The threat from within: Using real-time monitoring to manage insider risk

Ronny Aoun
By
Ronny Aoun
Founder & Chief Executive Officer
The threat from within: Using real-time monitoring to manage insider risk

The threat from within: using real-time monitoring to manage insider risk 

The people who have the ability to hurt us most are the ones closest to us: family, friends, romantic partners, and the like. The same can be said for businesses: insiders are often the biggest security threat for any organization. In this super-connected age, insider risk can come from anywhere: employees, associates, business partners or third-party service providers. 

According to Public Safety Canada, “An insider risk can be defined as anyone with knowledge or access to an organization’s infrastructure (both physical and computer networks) who maliciously, or by chance, misuses their trusted access to harm the organization’s employees, customers, assets, reputation or interests.”


Know your employees

Organizations that have a fiduciary responsibility to customers and that have access to large volumes of sensitive information are especially vulnerable. Employees with access to that information are expected to undergo more rigorous checks and monitoring than others. 

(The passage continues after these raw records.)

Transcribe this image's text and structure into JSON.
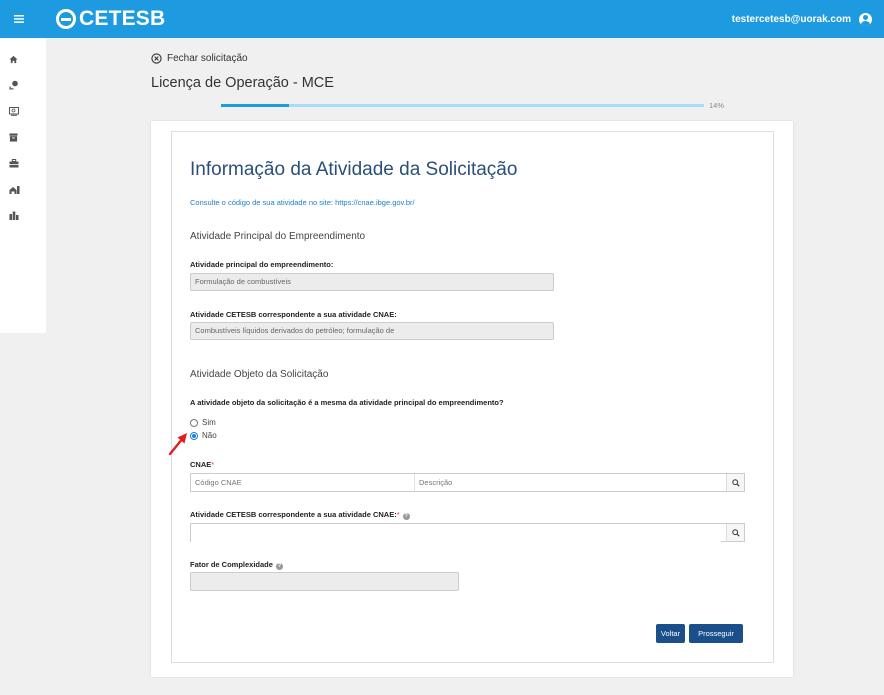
{
  "header": {
    "brand": "CETESB",
    "user_email": "testercetesb@uorak.com",
    "colors": {
      "topbar": "#1e9be0",
      "primary_button": "#1a4f8b",
      "heading": "#2b4f7a"
    }
  },
  "sidebar": {
    "items": [
      {
        "icon": "home-icon"
      },
      {
        "icon": "person-pin-icon"
      },
      {
        "icon": "monitor-search-icon"
      },
      {
        "icon": "archive-icon"
      },
      {
        "icon": "briefcase-icon"
      },
      {
        "icon": "house-building-icon"
      },
      {
        "icon": "city-icon"
      }
    ]
  },
  "page": {
    "close_label": "Fechar solicitação",
    "title": "Licença de Operação - MCE",
    "progress_percent": 14,
    "progress_label": "14%"
  },
  "form": {
    "heading": "Informação da Atividade da Solicitação",
    "hint": "Consulte o código de sua atividade no site: https://cnae.ibge.gov.br/",
    "section_principal": "Atividade Principal do Empreendimento",
    "label_atividade_principal": "Atividade principal do empreendimento:",
    "value_atividade_principal": "Formulação de combustíveis",
    "label_atividade_cetesb": "Atividade CETESB correspondente a sua atividade CNAE:",
    "value_atividade_cetesb": "Combustíveis líquidos derivados do petróleo; formulação de",
    "section_objeto": "Atividade Objeto da Solicitação",
    "question": "A atividade objeto da solicitação é a mesma da atividade principal do empreendimento?",
    "radio_sim": "Sim",
    "radio_nao": "Não",
    "selected_option": "Não",
    "label_cnae": "CNAE",
    "required_mark": "*",
    "placeholder_codigo": "Código CNAE",
    "placeholder_descricao": "Descrição",
    "label_atividade_cetesb_obj": "Atividade CETESB correspondente a sua atividade CNAE:",
    "label_fator": "Fator de Complexidade",
    "value_fator": "",
    "btn_voltar": "Voltar",
    "btn_prosseguir": "Prosseguir"
  }
}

Screening for new employees is fairly standard, but what about those more experienced, long-serving, trusted employees who move into positions that give them access to sensitive data? Is that trust implicit and extended as a matter of course? It is, in many organizations. According to Don Aviv, president of Interfor International, “This ‘one-and-done’ approach is a mistake. In our line of business, we’ve seen so many instances of insiders committing financial crimes for years, because they were beloved and trusted and no one suspected them.”


Know your partners

The potential risks posed by third-party relationships, including vendors, contractors, consultants, and service providers cannot be underestimated either. What’s more, businesses are increasingly being held accountable for the actions of their third-party relationships.

Valital’s responsible AI-powered platform was created as a way to help organizations better detect the potential risks posed by individual stakeholders. Through ongoing monitoring and analysis of adverse online news, Valital is able to use open-source intelligence to flag misconducts in real time, helping organizations make better, more confident decisions about the people with whom they choose to do business.


Be vigilant and resilient

Valital uses Natural Language Processing (NLP), a form of AI that enables computers to extract language from unstructured text. The AI learns human language and uses content and context to perform real-time search and pulse analyses of online media, blogs, and tweets, flagging misconducts related to universally recognized misbehaviours: discrimination, fraud, harassment, violence, and abuse.

Human beings simply aren’t able to do the level of research needed to find this kind of information, especially since online search algorithms change often and the list of information sources grows by the day.

Organizations have to be vigilant and resilient, taking nothing for granted, especially where insiders are concerned.